Cet été, des images spectaculaires circulent sur les réseaux sociaux : des hydravions (en allemand Wasserflugzeuge) amerrissant en douceur sur le lac des Quatre-Cantons. Magnifique, certes — mais est-ce légal ? En Suisse, la réponse est beaucoup plus complexe qu'il n'y paraît, et les amateurs d'aviation qui rêvent d'organiser un tel vol risquent de se retrouver dans une impasse juridique sérieuse.
La question que tout le monde se pose : peut-on vraiment poser un hydravion sur un lac suisse ?
Techniquement oui, pratiquement presque jamais.
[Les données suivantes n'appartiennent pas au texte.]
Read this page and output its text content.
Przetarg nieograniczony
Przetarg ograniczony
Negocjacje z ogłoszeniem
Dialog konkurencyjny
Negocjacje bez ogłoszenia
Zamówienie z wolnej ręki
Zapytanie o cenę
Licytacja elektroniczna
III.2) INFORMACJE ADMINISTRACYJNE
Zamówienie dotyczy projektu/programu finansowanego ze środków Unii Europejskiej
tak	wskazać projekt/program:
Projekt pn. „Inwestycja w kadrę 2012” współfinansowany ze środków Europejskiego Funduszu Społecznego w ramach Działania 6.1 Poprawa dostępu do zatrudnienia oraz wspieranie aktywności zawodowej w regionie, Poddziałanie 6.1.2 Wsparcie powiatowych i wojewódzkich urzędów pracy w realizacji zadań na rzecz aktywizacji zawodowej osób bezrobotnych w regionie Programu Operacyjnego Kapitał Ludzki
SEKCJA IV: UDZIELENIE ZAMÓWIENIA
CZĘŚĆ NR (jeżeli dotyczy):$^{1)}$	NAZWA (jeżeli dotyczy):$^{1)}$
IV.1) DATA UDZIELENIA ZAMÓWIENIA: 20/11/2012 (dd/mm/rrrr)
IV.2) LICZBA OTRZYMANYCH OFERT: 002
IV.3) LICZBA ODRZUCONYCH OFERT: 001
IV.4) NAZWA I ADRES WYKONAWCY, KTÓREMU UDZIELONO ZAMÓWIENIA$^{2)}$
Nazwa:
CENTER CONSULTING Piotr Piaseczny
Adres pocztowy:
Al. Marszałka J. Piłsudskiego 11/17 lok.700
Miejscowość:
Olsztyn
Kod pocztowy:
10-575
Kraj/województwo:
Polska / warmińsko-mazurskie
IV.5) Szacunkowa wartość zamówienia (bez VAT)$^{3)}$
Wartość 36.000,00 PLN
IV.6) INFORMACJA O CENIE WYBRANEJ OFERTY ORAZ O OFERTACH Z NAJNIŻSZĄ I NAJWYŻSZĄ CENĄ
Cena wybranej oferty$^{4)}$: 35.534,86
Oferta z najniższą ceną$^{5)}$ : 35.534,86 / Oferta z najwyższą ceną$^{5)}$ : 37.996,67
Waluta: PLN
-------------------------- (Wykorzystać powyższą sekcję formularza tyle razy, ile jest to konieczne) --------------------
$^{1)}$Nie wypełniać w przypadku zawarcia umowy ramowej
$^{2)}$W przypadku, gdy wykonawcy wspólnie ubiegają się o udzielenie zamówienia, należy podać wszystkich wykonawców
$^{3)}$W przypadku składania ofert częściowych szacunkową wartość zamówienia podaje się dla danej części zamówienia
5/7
La Suisse est l'un des pays les plus restrictifs d'Europe en matière d'amerrissage sur eaux publiques. L'utilisation des lacs par des aéronefs est en principe interdite, sauf dans des cas très précis et sous réserve d'autorisations multiples.
En 2026, seul un exploitant privé dispose d'une autorisation générale permanente pour amerrir sur les eaux de quatre lacs : le lac des Quatre-Cantons, le lac de Zoug, le lac d'Aegeri et le lac de Zurich. À l'échelle du pays, on ne recense que trois hydravions immatriculés en Suisse. C'est dire l'état du marché.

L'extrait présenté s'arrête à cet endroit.